By Thomas Bowler
Many people who have experienced Alzheimer’s can relate to the story of Electa Anderson. And, like many others, that experience has sparked in her a passion to do more for the cause through The Longest Day.
Electa Anderson, a long time resident of California, faced what felt like an insurmountable wall of adversity when her husband, Norm, was diagnosed with Alzheimer’s in 1999. The couple, moved back to their Seattle home to be near family and support. Since then, Norm’s fight against Alzheimer’s came to an end as he passed away about 10 years ago. Electa found the Alzheimer’s Association for support and resources. Since then, she has given a great deal back to the organization as a volunteer. Electa describes her journey with the Alzheimer’s Association, “Clearly in the beginning I was seeking information and support. I was involved in the Orange County Chapter for five years and did do some fundraising with them, and then we moved back to Seattle a year and half before Norm passed away and I was on the local board for six years. I’ll be on the national board. eight years. This is actually my last year which is pretty hard to believe”.
As a member of the National Board, Electa participates on a team with her fellow Board Members to support the The Longest Day. Electa talks about why she admires The Longest Day event, “I love The Longest Day because it reflects the caregivers longest day which I think tells an effective story”. The Longest Day® is an Alzheimer’s Association event and supports the mission of the organization: to eliminate Alzheimer’s disease through the advancement of research; to provide and enhance care and support for all affected; and to reduce the risk of dementia through the promotion of brain health. The Longest Day is all about love; love for all those affected by Alzheimer’s disease.
People can participate in The Longest Day from anywhere in many different ways. The biggest hurdle that most participants face is the ability to effectively fundraise, which along with raising awareness for Alzheimer’s, is an essential goal of The Longest Day. Electa gave us insight on her most successful fundraising tips.
Looking at her own personal network, Electa determined who could donate small amounts and who could potentially donate large amounts, over $500, to her team.

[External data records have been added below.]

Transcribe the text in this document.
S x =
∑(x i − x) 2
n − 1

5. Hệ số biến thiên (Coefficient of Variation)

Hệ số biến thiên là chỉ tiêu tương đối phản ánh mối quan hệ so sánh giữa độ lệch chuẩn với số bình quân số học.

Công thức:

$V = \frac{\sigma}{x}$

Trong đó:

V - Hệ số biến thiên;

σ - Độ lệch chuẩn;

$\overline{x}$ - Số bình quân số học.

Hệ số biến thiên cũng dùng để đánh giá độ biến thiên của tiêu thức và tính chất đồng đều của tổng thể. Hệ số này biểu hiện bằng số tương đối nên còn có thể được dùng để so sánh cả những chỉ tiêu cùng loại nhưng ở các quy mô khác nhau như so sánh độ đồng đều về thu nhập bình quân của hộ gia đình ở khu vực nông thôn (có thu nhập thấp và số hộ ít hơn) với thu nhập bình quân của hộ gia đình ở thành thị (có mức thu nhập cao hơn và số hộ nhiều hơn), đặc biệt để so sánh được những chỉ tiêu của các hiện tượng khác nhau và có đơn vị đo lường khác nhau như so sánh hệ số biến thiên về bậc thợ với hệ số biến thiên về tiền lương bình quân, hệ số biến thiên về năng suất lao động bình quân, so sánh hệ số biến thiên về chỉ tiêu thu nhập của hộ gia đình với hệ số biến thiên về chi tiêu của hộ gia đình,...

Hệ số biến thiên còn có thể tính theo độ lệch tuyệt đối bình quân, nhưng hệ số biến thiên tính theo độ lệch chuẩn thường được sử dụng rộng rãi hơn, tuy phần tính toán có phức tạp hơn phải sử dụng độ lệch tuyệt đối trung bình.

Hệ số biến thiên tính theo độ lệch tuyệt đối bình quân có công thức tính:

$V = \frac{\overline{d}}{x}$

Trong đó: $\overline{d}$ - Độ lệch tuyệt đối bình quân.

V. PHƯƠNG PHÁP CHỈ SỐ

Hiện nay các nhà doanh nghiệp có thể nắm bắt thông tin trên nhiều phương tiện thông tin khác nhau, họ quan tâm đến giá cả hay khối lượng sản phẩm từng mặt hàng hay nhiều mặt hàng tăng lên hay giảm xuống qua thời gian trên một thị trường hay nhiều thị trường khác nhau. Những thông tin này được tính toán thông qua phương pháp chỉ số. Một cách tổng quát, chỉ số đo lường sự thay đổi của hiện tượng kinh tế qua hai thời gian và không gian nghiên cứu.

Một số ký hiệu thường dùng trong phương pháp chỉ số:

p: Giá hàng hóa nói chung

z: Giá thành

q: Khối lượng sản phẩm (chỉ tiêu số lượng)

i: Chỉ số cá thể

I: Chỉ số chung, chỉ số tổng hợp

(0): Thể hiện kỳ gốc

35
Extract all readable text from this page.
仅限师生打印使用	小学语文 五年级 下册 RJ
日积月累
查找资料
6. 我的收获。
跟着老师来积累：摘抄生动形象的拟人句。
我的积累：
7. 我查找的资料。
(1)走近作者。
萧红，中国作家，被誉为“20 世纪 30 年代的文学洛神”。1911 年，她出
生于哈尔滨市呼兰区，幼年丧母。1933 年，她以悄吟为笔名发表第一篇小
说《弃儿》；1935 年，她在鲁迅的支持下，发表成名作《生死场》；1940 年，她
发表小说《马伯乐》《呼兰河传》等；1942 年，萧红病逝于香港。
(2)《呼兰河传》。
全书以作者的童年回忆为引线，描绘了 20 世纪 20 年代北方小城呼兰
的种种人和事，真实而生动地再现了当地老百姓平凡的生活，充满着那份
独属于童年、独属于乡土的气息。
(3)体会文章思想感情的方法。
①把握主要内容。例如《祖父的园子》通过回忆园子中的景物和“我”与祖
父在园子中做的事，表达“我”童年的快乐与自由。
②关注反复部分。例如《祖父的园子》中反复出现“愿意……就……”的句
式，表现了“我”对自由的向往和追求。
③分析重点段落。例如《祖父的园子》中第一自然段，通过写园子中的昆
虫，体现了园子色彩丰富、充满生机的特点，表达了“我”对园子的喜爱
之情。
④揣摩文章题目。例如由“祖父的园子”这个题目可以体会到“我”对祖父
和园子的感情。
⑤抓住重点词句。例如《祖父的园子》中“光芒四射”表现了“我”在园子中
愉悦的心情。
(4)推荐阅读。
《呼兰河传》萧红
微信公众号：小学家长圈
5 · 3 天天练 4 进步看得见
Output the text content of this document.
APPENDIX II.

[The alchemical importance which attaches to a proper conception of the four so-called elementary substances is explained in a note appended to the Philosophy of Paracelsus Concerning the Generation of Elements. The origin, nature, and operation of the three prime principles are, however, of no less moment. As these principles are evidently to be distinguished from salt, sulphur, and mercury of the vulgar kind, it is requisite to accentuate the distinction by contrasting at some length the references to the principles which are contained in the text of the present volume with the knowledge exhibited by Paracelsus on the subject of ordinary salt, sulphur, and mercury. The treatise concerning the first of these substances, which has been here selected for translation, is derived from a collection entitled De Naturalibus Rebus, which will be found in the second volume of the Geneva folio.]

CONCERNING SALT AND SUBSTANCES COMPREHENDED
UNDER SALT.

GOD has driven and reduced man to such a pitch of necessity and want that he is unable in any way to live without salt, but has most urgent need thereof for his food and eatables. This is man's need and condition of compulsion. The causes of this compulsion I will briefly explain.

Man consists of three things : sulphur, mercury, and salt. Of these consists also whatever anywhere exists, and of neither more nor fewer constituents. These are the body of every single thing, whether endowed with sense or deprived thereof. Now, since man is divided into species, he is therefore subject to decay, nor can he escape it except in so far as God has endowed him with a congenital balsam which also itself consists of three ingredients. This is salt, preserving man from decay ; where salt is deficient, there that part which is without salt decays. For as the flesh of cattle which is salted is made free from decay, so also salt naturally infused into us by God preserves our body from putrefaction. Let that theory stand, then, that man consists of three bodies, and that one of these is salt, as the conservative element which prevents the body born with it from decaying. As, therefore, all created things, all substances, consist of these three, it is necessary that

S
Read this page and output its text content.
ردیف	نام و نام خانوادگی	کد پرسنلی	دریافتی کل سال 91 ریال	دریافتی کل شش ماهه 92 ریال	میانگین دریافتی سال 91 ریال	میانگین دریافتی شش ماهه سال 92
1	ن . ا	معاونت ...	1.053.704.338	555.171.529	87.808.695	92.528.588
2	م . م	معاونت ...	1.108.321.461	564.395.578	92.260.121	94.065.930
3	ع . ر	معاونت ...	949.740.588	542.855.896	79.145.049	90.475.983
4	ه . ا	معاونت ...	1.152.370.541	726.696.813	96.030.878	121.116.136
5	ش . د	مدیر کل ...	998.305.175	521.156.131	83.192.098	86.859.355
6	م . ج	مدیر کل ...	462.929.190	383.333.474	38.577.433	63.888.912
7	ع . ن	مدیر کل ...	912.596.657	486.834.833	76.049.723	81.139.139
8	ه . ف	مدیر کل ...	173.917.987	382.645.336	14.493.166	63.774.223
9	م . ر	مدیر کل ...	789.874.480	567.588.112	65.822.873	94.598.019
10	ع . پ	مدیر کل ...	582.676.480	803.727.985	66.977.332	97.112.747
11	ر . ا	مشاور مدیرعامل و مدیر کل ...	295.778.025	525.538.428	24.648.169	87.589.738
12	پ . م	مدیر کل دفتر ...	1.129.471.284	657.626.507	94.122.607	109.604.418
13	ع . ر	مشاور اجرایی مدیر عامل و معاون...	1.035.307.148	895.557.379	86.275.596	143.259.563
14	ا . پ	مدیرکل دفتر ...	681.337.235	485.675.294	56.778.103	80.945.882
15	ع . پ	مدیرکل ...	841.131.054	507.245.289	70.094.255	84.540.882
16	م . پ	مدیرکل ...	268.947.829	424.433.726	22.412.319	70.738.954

After laying out that initial part of her plan, she reached out to each person individually, “I wrote separate letters for both groups and those I felt could make a donation over $500. I made that commitment and asked if they could match that, or at least as well as they could” she says. Because Electa was making the same commitment and displayed an abundance of passion for the cause, her network gladly joined her, “I think I raised $6,000 my first year” Electa recalled.
Other effective fundraising activities people can do include dancing, bowling, craft, hike, performing, gardening, and music. Invite friends and family to join and support the cause, while fundraising to create a world without Alzheimer’s disease. Learn more about how you can effectively fundraise for the Longest Day here or other fun activities you can do to raise awareness here.
Electa believes that while Alzheimer’s disease mainly affects older individuals, the younger generations need to be aware of the disease as well. Electa hopes to inspire the future generations of this world that they can and will make an impact and finish this fight against Alzheimer’s.